When asked about living among settlers, Nasser said: "It is like a life between fire and fuel, constantly burning, and there is no way you can reach the stage of coexistence."

"They came to live among us because they have state-backed procedures aimed at pressuring us psychologically and economically to leave, and we, in return, have a goal to remain here even if this costs us our lives."

Settler laws

Zuhair Rajabi, the head of the local committee, is in charge of following up with a team of lawyers on a large case load in the Jerusalem Magistrate and District courts.
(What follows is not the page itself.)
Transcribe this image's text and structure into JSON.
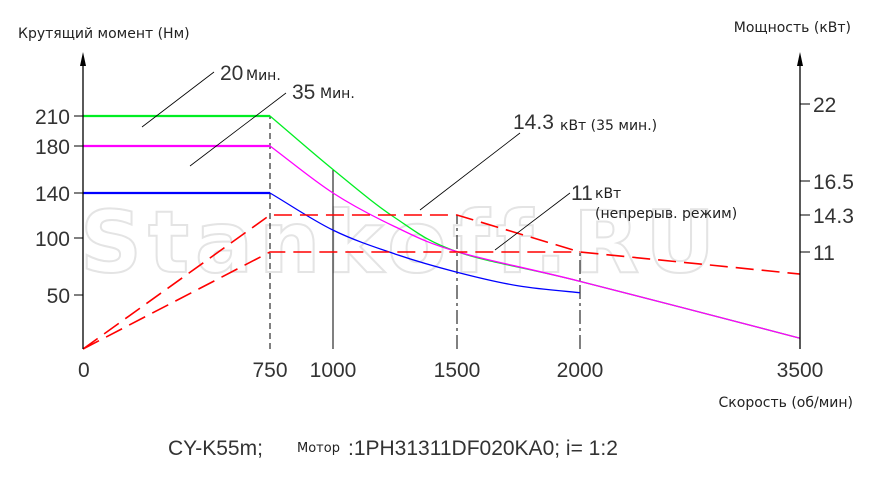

Submitting appeals and monitoring the status of the cases is very expensive.

According to Rajabi, the Palestinian families have petitioned the courts by providing proof of ownership, including documents proving they bought the lands from the Yemeni Jews in 1935.

'It is like a life between fire and fuel, constantly burning, and there is no way you can reach the stage of coexistence'
- Nasser Rajabi 

“The Yemeni Jews left Batn al-Hawa before the arrival of the [Israeli] occupation,” he continued.  “Now they are fighting us, claiming that we built our homes on Yemeni Jewish lands, and they are demanding that we evacuate them." 

Khalil Tufakji, director of the Maps Department at the Arab Studies Association, explained to MEE that Israel is using several laws to seize the homes of Palestinian residents in Silwan.

In this case, Tufakji said, Israel operates pursuant to a law that stipulates that all real estate owned by Jews in the city (both east and west) before 1948 must be returned to the original Jewish owners or their heirs. 

Tafakji stressed the importance of asking ideological questions in dealing with this law: why does Israel forbid Palestinians from retrieving the property it seized from them in 1948?

He said the reason settler groups, backed by the government, target Silwan and have infiltrated it, is due to the town’s proximity to the Old City and its religious and historic importance, which has given Israel’s process of seizing homes in this area an ideological aspect.